Die Dialogpredigt von von Bischof Dr. Georg Bätzing mit der Direktorin des Katholischen Bibelwerkes, Dr. Katrin Brockmöller bot nicht einmal den Ansatz einer ernsthaften Auslegung der Heiligen Schrift. Die Direktorin ordnete unwidersprochen die drei Texte aus dem Neuen Testament ein als „mehrdeutige Literatur“, die „manchmal widersprüchlich“ sei und unser Gespräch benötige. Klar ist damit: Die Schrift ist hier nicht mehr das durch Menschen vermittelte Zeugnis der Selbstoffenbarung Gottes, das mich als Hörenden zugleich richtet und rettet, wenn ich im Glauben darauf antworte, sondern ein irgendwie religiöser Text, der mir zum Anlass relativ beliebiger Assoziationen wird.

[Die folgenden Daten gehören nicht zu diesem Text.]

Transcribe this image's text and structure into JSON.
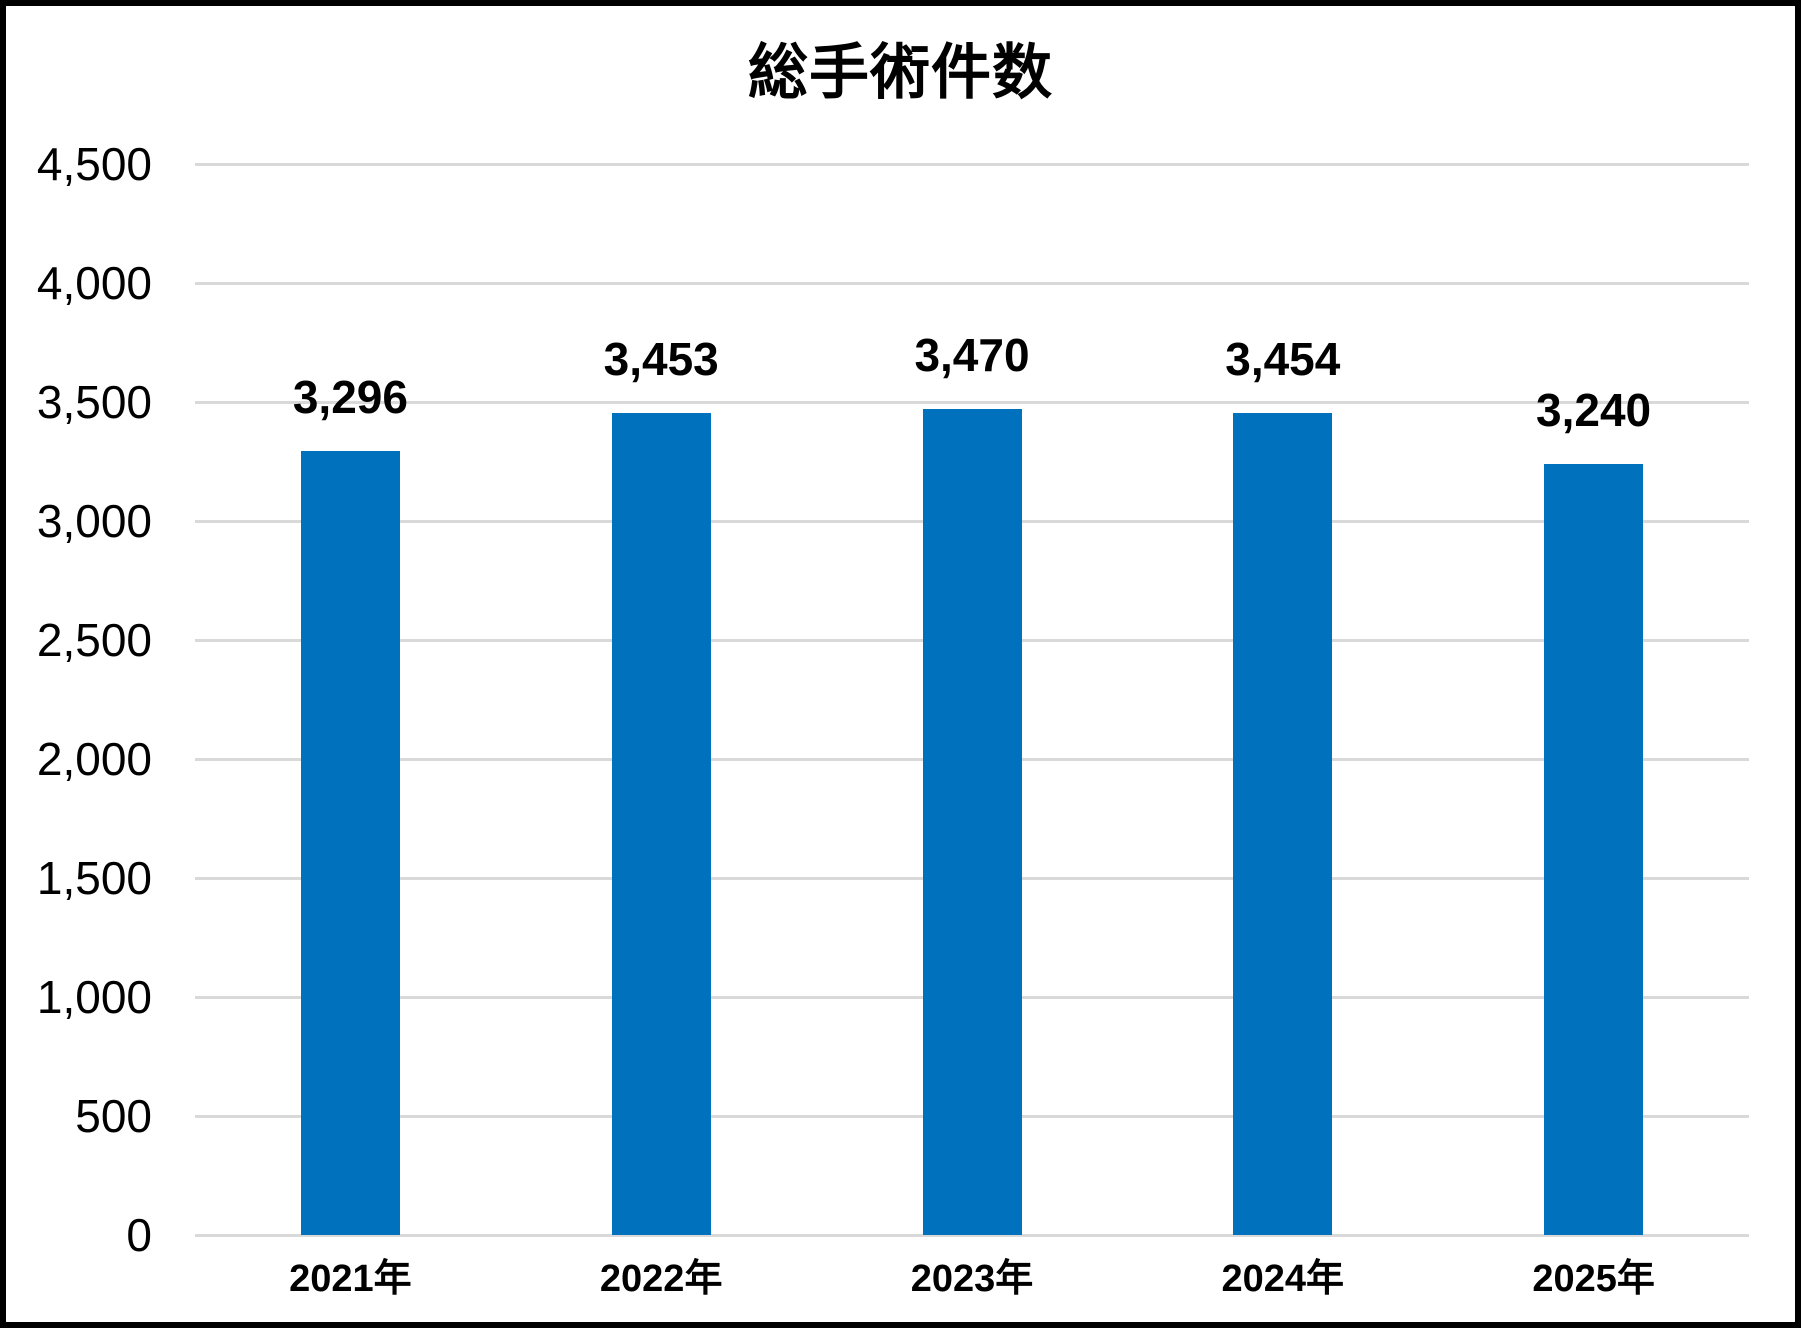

Zum Kommunionempfang durch die Landtagspräsidentin Muhterem Aras, eine Muslima: Als Andersgläubige dürfen wir kein Eucharistieverständnis von ihr erwarten. Ein angemessenes Bewusstsein für die Bedeutung der Gegenwart des Herrn in der eucharistischen Gestalt ist offenbar verschwunden; gleichzeitig ist die Kirche nicht mehr in der Lage, unsere katholischen Kernvollzüge öffentlich zu kommunizieren.
Die Weigerung, wie bisher während des Katholikentages für den Lebensschutz eintreten zu können, ist also von hoher Symbolkraft: Die Programmkommission befand, dass der Bundesverband nicht eindeutig christlich sei. Damit sagt sie wenig über den Bundesverband, aber sehr viel über sich selbst. Drei Punkte:
1. Für die Organisatoren des Katholikentags ist das Engagement für den Lebensschutz nicht mehr eindeutig und klar dem christlichen Glauben zuzuordnen. Man muss sich das auf der Zunge zergehen lassen.
2. Die Nicht-Zulassung gerade zur „Kirchenmeile“ mit ihrem vielfältigen Spektrum sagt: Lebenschutz-Engagement ist nicht einmal mehr in der Toleranzbreite des Bunten.
3. Das zeigt wohin ethisch und kirchlich die Reise geht.